REASON 6: College Sports


New state-of-the art sports stadium: $250 million

The quality of your education going down the drain: Priceless



Do you care about the quality of academics at your school?  

Did you apply to college to get away from those annoying jocks and cheerleaders in high school?  

Do you spend more time at the library than at the gym?

Do you believe that higher education should be about more than tailgating, bonfires, and fuzzy school mascots?

Then do yourself a favor and don't go to college.


Whether you're a sports fan or not, the influence of college athletics is ubiquitous.  Unless you attend an Ivy League institution, you will find that most people won't care about your school's academic reputation or stellar graduate programs.  Instead, the value of your education will be judged solely by the quality of your school's sports program.  

When you talk to strangers, you'll spend more time highlighting last week's game than discussing the classes you take.  If your school's sports teams suck, no one outside of your state will recognize your school's name.

College sports is a double-edged sword that devalues your school's academic reputation while increasing its notoriety.  Few will care or even hear about the honors awarded to faculty or the research breakthroughs pioneered at your university.  But you will be held collectively responsible for the next athletics scandal.  As future employers look over your resume, they'll remember your football team's stripper recruiting party that made national headlines.  After your school loses that big game against your all-time rivals, the riot that follows will cause the locals of your college town to silently curse the ground your university was built on.

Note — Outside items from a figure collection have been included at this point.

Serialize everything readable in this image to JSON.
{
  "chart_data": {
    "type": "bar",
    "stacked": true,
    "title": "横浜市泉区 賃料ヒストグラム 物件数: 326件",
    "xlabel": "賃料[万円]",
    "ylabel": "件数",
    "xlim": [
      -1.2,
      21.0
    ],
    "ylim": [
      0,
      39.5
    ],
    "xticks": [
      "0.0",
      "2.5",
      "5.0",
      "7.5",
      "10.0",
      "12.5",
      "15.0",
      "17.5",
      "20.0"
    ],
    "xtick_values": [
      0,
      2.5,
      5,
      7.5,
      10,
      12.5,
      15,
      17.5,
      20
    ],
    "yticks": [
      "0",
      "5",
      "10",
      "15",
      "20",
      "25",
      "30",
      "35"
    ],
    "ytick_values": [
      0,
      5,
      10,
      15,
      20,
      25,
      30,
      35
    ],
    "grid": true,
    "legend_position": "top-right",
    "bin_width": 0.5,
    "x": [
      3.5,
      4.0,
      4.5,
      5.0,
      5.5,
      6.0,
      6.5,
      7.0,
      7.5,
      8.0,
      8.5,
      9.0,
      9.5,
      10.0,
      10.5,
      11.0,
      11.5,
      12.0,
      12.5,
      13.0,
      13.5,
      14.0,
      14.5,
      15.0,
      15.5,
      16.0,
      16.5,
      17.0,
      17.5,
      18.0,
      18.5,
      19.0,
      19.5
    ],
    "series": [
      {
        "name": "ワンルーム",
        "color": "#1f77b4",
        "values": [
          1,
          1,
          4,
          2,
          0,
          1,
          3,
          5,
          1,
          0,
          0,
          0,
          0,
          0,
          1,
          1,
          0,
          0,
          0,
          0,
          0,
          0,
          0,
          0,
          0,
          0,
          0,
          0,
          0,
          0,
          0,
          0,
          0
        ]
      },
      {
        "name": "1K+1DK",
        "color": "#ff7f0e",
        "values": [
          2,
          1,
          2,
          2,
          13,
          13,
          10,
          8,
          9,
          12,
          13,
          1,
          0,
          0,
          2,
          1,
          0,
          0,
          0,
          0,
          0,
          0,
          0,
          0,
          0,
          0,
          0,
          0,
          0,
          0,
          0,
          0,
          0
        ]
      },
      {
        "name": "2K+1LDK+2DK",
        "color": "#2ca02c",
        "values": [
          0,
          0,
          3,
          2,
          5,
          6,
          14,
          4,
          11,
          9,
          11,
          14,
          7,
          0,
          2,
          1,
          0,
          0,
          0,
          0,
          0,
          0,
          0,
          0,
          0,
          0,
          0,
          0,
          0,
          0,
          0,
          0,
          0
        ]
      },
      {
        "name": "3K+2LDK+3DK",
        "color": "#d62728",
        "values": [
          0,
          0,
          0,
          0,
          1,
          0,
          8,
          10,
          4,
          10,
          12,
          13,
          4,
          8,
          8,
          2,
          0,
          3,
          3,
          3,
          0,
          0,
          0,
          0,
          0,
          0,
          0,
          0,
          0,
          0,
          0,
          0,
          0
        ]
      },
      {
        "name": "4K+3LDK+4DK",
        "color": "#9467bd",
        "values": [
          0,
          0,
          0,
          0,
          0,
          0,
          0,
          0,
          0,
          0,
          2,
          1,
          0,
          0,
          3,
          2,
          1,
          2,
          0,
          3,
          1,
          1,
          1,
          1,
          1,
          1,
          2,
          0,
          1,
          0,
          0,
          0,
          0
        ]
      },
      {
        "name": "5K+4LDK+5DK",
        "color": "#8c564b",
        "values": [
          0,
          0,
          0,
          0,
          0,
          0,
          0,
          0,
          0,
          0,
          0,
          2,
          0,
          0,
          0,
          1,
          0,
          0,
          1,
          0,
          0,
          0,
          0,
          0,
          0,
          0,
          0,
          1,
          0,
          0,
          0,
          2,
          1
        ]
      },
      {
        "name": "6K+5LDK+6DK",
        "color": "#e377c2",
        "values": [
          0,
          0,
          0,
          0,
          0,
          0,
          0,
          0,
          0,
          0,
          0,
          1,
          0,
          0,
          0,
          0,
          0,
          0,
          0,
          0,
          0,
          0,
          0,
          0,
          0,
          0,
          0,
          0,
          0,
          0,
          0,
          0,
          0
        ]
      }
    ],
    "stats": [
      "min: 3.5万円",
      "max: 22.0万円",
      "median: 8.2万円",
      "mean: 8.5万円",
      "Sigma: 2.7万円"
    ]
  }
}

The impact of college athletics extends beyond school prestige.  These meaningless games that you care little about will effect your daily experience as a student.

Even if your university has a mediocre sports program, coaches and athletics directors will be paid far more than your professors.  The average football coach can expect a $1 million salary.  In 2011, while universities were cutting back on tenured academic positions and paying adjunct professors peanuts, 21 public universities gave coaches 6-digit bonuses.  It doesn't take a Rhodes Scholar to recognize how these disparities in compensation just might drain the morale of college educators.

A quick campus tour will confirm that your university values its Division standings over your education.  While your classes are getting larger (See Reason 4) and your school's library is cutting back hours, your university will miraculously come up with $250 million for a brand new football stadium.  While the size of your academic merit scholarship continues to decrease, the football team will spend the next four years partying it up on full-ride scholarships.  

But the biggest slap in the face comes when you look at your tuition bill.  Each year anywhere from hundreds to thousands of dollars will be tacked on to your bill to help cover the costs of these expensive athletics programs.  The money that you would have spent on student fees so that your university can build new basketball courts would stretch a lot further in a program of self-study (See Reason 1).  If you would prefer to spend your money on an a real education rather than sports, consider skipping college altogether.